PER LA STRADA. I VOLONTARI CHE CONTINUANO A OCCUPARSI DI CHI NON HA CASA
Non possono più distribuire pasti caldi, ma forniscono comunque la cena agli homeless di Termini e nelle altre stazioni. Grazie ai volontari e ai fornitori
10 Aprile 2020
«Gli ultimi volontari li ho coinvolti pochi giorni fa, in piena emergenza, su un terrazzo. Li ho visti e ho chiesto: “Che cosa fate lì?” “Prendiamo aria. E lei?” “Preparo la cena per questa notte. Mi volete aiutare?”. Li ho forniti di guanti e amuchina e hanno iniziato. E poi sono venuti anche in stazione per la distribuzione del cibo. Come dico sempre, il mio slogan è “se mi conosci mi eviti”». Ileana Melis è una che non demorde, come non demorde l’associazione di cui è vicepresidente, Per la Strada, che da 25 anni il sabato e la domenica distribuisce la cena ai senza fissa dimora di Termini e Ostiense, grazie a 350 volontari organizzati in venti gruppi.

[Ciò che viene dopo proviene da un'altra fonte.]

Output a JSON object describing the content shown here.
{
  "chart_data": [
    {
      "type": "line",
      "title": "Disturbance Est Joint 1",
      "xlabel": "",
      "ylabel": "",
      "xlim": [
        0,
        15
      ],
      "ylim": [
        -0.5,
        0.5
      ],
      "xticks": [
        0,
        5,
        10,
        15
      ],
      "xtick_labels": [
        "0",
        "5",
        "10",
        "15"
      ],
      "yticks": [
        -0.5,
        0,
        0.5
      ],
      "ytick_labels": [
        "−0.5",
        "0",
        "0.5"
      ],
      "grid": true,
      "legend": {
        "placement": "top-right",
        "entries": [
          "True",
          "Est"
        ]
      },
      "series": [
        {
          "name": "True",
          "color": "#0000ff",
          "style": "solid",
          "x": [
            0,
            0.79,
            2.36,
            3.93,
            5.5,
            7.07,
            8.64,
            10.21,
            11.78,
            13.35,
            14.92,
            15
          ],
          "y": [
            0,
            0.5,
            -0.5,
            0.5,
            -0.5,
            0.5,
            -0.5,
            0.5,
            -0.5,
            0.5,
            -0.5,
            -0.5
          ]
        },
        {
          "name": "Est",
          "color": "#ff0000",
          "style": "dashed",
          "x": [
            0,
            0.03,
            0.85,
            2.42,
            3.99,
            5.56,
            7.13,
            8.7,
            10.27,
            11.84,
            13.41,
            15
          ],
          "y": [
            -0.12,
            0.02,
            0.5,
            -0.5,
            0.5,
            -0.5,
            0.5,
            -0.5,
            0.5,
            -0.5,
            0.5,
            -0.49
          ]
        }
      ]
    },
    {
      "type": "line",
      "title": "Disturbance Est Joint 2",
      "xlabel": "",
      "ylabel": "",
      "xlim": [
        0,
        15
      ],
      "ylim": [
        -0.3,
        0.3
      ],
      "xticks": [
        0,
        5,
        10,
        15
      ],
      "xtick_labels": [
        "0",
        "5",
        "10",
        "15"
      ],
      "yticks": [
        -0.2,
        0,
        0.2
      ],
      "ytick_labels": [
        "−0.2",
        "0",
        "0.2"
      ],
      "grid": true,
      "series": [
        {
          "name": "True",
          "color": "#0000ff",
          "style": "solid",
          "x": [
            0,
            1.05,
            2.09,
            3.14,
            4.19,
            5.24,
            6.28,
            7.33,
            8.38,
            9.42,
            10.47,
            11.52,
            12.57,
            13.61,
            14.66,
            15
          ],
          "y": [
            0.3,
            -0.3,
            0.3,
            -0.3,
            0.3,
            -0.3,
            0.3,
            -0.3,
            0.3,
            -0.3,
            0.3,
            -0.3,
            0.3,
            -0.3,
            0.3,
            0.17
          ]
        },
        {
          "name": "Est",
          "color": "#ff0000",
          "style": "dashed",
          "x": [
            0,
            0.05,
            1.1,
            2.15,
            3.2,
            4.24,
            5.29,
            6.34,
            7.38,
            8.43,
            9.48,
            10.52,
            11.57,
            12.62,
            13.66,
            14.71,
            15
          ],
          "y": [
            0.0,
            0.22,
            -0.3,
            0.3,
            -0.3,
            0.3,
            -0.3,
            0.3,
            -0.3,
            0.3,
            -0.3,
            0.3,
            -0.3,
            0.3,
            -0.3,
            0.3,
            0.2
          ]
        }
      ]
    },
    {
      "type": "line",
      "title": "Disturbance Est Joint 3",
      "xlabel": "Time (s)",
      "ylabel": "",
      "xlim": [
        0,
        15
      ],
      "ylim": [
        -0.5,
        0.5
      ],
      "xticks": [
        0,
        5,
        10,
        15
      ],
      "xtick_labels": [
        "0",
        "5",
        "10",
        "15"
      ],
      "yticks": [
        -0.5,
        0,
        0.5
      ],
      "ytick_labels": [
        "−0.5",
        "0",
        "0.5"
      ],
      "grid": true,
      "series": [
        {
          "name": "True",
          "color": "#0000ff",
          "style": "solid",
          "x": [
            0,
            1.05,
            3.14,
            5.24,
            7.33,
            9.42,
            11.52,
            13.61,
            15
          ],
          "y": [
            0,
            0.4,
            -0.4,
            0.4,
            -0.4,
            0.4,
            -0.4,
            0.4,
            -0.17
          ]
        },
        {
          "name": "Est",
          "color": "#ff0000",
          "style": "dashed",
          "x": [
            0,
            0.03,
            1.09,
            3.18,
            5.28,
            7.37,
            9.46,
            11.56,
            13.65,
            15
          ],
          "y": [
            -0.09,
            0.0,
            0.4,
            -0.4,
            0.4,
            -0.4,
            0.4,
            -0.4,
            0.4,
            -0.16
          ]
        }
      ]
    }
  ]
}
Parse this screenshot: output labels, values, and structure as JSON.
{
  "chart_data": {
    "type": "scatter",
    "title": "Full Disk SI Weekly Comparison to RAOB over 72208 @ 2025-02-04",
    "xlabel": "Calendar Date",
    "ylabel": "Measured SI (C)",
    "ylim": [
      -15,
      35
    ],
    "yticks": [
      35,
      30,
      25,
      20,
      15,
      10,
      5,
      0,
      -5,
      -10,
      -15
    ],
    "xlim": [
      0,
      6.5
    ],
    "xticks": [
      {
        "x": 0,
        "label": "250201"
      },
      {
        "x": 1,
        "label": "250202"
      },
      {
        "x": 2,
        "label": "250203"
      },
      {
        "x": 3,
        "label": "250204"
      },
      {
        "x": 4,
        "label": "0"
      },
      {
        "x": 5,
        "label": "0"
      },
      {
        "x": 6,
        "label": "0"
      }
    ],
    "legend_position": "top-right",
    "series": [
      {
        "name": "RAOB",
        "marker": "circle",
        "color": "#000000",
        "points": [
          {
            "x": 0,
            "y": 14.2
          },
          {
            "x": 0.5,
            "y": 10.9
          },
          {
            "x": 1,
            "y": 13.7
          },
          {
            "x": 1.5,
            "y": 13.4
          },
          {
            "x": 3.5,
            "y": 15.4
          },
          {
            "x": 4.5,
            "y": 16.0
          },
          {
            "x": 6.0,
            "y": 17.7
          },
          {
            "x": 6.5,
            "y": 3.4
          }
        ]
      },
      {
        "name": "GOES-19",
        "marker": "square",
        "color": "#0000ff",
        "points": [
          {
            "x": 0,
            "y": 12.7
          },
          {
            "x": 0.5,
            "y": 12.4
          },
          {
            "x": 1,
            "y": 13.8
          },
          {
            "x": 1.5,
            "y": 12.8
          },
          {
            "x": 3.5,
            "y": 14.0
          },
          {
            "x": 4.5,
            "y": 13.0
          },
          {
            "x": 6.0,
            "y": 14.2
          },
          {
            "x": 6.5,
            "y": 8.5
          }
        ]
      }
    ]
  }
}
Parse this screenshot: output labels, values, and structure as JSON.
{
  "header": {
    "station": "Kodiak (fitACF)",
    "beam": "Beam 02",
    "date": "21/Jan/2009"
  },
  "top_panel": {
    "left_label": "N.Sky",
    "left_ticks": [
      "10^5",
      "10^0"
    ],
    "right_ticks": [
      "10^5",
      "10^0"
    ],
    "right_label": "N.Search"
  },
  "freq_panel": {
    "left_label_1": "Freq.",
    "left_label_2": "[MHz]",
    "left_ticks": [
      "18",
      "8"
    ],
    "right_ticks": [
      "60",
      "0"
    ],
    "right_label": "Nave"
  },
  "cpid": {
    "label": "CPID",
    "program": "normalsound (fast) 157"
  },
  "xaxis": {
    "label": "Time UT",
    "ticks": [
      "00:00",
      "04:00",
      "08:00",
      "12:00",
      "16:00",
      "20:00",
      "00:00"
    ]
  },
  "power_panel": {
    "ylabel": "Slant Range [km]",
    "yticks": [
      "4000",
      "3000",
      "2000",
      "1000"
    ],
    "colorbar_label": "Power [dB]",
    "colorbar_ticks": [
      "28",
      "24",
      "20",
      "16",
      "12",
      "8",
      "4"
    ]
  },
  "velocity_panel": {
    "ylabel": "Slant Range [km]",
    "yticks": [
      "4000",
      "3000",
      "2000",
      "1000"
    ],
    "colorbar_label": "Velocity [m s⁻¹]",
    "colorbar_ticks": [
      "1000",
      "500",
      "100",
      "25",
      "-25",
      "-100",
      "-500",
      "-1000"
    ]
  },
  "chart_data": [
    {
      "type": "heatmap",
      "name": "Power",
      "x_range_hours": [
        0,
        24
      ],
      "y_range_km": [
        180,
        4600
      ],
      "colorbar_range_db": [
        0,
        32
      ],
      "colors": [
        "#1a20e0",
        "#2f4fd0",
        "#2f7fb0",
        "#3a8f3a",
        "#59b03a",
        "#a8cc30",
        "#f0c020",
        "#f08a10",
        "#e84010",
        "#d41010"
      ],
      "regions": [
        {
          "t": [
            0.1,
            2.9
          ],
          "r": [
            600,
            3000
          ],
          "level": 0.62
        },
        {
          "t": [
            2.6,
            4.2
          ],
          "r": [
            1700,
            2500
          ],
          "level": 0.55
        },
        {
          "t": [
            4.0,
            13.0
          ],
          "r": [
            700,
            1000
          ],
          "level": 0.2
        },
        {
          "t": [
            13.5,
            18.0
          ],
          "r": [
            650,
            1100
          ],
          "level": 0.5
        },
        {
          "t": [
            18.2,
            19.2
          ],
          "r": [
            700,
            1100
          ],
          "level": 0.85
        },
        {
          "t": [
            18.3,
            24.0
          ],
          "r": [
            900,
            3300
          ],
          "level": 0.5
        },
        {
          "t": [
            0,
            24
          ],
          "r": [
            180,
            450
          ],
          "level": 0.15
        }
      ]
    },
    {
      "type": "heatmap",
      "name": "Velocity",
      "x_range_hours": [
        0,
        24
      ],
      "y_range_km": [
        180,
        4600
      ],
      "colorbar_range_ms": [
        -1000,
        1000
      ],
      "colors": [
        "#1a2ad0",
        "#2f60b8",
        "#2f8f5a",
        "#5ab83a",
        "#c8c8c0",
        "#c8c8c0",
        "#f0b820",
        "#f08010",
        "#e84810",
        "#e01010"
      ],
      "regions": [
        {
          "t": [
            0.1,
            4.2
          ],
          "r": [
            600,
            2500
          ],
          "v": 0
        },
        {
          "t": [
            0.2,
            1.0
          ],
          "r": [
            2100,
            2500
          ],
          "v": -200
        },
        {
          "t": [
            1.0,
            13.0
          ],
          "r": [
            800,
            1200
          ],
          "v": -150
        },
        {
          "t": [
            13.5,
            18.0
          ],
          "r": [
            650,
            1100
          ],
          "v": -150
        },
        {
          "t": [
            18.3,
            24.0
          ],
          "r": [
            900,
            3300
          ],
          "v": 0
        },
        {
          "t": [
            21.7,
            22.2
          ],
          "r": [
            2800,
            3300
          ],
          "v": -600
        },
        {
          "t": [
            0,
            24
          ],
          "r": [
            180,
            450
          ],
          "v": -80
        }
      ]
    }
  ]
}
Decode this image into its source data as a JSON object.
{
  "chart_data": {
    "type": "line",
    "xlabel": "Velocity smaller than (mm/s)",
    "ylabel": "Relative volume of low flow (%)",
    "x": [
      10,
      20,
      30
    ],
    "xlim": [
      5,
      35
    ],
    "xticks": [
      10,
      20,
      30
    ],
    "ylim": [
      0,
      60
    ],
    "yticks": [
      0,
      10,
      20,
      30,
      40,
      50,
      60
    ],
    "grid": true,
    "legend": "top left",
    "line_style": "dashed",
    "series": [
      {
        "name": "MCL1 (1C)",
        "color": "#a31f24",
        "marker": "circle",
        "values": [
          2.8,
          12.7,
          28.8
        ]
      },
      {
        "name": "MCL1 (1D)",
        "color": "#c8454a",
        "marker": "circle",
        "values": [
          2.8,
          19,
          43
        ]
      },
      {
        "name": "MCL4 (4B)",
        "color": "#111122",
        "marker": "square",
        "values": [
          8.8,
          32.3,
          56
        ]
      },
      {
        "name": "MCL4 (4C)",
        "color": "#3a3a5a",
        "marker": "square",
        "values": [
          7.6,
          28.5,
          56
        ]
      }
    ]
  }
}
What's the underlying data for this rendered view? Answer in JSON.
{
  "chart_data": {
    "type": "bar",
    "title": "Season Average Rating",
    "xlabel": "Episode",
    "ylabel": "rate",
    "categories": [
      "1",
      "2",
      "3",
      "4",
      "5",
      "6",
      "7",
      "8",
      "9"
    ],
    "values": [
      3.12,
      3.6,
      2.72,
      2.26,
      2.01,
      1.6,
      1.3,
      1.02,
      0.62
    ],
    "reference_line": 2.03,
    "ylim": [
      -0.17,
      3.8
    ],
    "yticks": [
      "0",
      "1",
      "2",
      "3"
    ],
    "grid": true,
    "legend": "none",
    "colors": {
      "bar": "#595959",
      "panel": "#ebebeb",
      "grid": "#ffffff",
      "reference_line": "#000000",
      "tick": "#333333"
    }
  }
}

Ovviamente, anche Per la Strada ha dovuto adattarsi all’emergenza e non è stato facile perché, spiega Melis, «l’assistenza ai senza fissa dimora è impegnativa, perché in realtà sta dentro una filiera: prevede il recupero delle risorse, il reperimento dei volontari e la loro formazione, il contatto con i donatori, che in genere sono grossisti o grossi negozi che ci danno cibo e poi ovviamente la preparazione, la distribuzione eccetera».
I volontari satellite
Il cibo viene stoccato dall’associazione e poi distribuito ai venti gruppi in cui è suddivisa. I gruppi poi lo utilizzano per fare i panini. «Infatti non possiamo più offrire la cena, con un primo piatto caldo, come invece facevamo prima. I pasti caldi venivano preparati nelle parrocchie, oppure dalla Fondazione il Faro, oppure dai volontari satellite, ognuno dei quali cucinava tre o quattro chili di pasta: tutti lo stesso formato, con la stessa tecnica di cottura che permette di farla arrivare non scotta alla stazione, con lo stesso tipo di sugo. Ma ora possiamo contare solo sui volontari satellite e in più dobbiamo cercare di ridurre i contatti e gli spostamenti ed è difficile preparare la pasta in tanti posti diversi, nonostante l’impegno».
Sono volontari satellite quelli che lavorano da casa, ad esempio «la signora anziana, sola a casa, quasi prigioniera di se stessa, che chiede di dare una mano, come ha fatto altre volte in parrocchia o in associazione. Le viene consegnato il materiale per fare i panini e se manca qualche cosa lo aggiunge lei, comprandolo, e poi ci fornisce il numero di buste, quindi di pasti, che avevamo concordato. Alcuni erano volontari già da prima dell’emergenza, altri si sono aggiunti ora».
Ogni busta contiene un panino, possibilmente un secondo panino o un pezzo di pizza, un dolce e un succo di frutta. Se ci sono, anche uno yogurt, una merenda, o dei dolcetti in più. Alcuni erano volontari già prima, altri si sono aggiunti ora.
«Per fortuna i volontari non abbiamo avuto problemi con gli spostamenti», continua Melis, perché anche prima che arrivasse l’ordinanza della Regione, noi ci siamo comunque mossi nelle ore in cui c’è meno gente in giro – ora di pranzo, la sera… chi portava le cose in sede, chi consegnava il cibo alle signore, chi passava a ritirare per distribuire… – però sapevamo che, se ci avessero fermato, potevamo dire “sto portando del cibo agli indigenti”. Certo, cerchiamo di fare tutto con responsabilità».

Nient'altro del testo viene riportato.